IV.Traitement et Évolution du Lupus Érythémateux
Les antipaludéens de synthèse (comme l'hydroxychloroquine) constituaient le traitement de première intention. Une rémission complète a été obtenue dans 53% des cas. La corticothérapie était utilisée pour les formes viscérales plus graves. D'autres traitements, tels que la dapsone et la salazopyrine, ont été mentionnés, mais avec des effets secondaires potentiels importants. L'évolution du LE est imprévisible, avec un suivi régulier nécessaire pour la détection précoce des poussées et des complications potentiellement graves, incluant les infections. L'hypertension artérielle pulmonaire, l'hépatite auto-immune et les atteintes neurologiques compromettaient le pronostic.

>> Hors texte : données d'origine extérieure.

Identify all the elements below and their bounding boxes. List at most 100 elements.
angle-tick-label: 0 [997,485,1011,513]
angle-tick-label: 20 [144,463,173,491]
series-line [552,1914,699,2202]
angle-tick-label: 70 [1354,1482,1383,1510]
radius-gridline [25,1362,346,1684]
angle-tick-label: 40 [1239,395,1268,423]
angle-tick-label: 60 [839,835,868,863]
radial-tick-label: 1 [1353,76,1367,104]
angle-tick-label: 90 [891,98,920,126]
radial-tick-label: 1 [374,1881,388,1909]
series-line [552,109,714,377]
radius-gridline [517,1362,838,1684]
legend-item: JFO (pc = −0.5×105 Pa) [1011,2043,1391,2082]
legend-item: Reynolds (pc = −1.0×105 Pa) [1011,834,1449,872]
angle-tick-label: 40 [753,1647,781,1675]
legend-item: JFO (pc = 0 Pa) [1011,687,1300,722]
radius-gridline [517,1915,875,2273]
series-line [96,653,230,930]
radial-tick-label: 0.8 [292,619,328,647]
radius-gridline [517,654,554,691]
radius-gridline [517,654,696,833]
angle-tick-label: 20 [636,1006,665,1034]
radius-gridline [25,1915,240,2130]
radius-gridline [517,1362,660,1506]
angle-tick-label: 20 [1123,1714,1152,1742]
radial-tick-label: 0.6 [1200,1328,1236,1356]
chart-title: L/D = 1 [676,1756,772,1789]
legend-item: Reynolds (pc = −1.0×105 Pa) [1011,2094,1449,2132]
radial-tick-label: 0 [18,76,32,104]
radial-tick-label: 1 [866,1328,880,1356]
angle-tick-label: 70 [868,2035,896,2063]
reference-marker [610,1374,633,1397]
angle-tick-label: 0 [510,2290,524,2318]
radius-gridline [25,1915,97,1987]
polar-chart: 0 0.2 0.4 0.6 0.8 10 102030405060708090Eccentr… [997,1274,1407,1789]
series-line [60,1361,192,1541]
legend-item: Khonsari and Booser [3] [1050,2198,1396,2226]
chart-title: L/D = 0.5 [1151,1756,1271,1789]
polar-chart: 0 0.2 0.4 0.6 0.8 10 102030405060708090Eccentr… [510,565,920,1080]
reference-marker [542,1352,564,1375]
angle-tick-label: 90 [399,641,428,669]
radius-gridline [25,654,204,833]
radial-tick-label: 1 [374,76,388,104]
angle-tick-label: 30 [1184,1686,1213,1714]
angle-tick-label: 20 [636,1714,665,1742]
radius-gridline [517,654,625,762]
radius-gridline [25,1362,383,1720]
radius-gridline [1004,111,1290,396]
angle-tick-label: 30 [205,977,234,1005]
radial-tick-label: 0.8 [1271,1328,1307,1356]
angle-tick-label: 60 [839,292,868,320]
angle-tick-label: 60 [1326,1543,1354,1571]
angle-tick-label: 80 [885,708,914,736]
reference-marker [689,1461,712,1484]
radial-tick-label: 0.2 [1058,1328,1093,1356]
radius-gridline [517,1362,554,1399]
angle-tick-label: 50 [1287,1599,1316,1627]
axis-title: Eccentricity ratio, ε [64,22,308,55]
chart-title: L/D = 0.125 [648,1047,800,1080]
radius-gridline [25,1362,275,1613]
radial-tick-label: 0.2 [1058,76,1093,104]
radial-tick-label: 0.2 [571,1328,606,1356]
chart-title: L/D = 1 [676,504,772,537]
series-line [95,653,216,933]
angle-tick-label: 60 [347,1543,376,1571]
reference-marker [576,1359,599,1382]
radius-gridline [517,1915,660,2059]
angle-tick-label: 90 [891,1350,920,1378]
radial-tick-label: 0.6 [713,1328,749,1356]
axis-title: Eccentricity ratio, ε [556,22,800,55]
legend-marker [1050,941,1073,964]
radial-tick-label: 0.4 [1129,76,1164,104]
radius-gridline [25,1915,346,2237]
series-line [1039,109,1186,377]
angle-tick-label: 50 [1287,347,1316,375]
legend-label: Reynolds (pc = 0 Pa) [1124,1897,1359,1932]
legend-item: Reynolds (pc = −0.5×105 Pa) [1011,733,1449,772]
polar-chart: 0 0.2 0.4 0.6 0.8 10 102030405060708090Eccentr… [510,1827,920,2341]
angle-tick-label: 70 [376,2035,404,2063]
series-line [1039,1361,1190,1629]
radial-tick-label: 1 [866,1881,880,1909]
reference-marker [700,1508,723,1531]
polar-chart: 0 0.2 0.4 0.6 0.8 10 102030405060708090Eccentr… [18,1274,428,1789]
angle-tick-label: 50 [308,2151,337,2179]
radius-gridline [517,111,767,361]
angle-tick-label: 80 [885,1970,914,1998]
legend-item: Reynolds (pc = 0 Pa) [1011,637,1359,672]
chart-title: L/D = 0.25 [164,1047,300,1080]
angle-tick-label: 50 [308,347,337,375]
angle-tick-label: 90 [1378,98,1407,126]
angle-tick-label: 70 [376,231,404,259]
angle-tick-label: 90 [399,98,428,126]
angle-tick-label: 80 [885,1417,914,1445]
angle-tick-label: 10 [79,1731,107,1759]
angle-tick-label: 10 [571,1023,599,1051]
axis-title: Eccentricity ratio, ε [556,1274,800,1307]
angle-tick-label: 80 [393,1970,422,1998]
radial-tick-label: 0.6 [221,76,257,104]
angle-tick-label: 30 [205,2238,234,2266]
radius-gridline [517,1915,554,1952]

1. Traitement du Lupus Érythémateux
Le traitement du lupus érythémateux varie selon la sévérité et la localisation des lésions. Dans cette étude, les antipaludéens de synthèse, notamment l'hydroxychloroquine, constituaient le traitement de première intention pour les formes cutanées. Une rémission complète des lésions cutanées a été observée chez 53% des patients. Pour les formes viscérales plus graves, une corticothérapie générale était mise en place, parfois sous forme de bolus de méthylprednisolone par voie intraveineuse lors de poussées sévères. La prednisone était le corticoïde oral de référence. La durée et le dosage de la corticothérapie variaient en fonction de la gravité de la maladie et des éventuelles rechutes. D'autres traitements, tels que le thalidomide (sous conditions strictes en raison de sa tératogénicité), la dapsone, et la salazopyrine (avec surveillance attentive des effets secondaires) ont été mentionnés, mais semblent avoir été utilisés de manière moins systématique. L'arrêt d'un traitement par hydroxychloroquine dans le lupus systémique est associé à un risque accru de poussée dans les six mois suivant l'arrêt, soulignant l'importance du traitement d'entretien.
2. Évolution et pronostic
L'évolution du lupus érythémateux est imprévisible, justifiant une surveillance clinique et biologique à long terme. La maladie évolue par poussées spontanément régressives. Dans cette étude, 11% des patients ont connu des poussées cutanées sans gravité majeure, et aucune évolution vers une forme systémique n'a été observée pendant la période d'étude. Le pronostic vital dépend fortement de l'apparition d'une insuffisance rénale chronique (prévisible et parfois évitable grâce à la biopsie rénale) et de complications neurologiques ou cardiaques imprévisibles. Cependant, la thrombopénie, les sérites spécifiques, ou une comitialité isolée ont un pronostic généralement favorable sous traitement. Les infections constituent la principale cause de décès et le deuxième motif d'hospitalisation, souvent liées à un traitement immunosuppresseur. Le pronostic est particulièrement compromis par l’hypertension artérielle pulmonaire, l’hépatite auto-immune et les atteintes neurologiques, soulignant l'importance d'un suivi multidisciplinaire pour une meilleure prise en charge.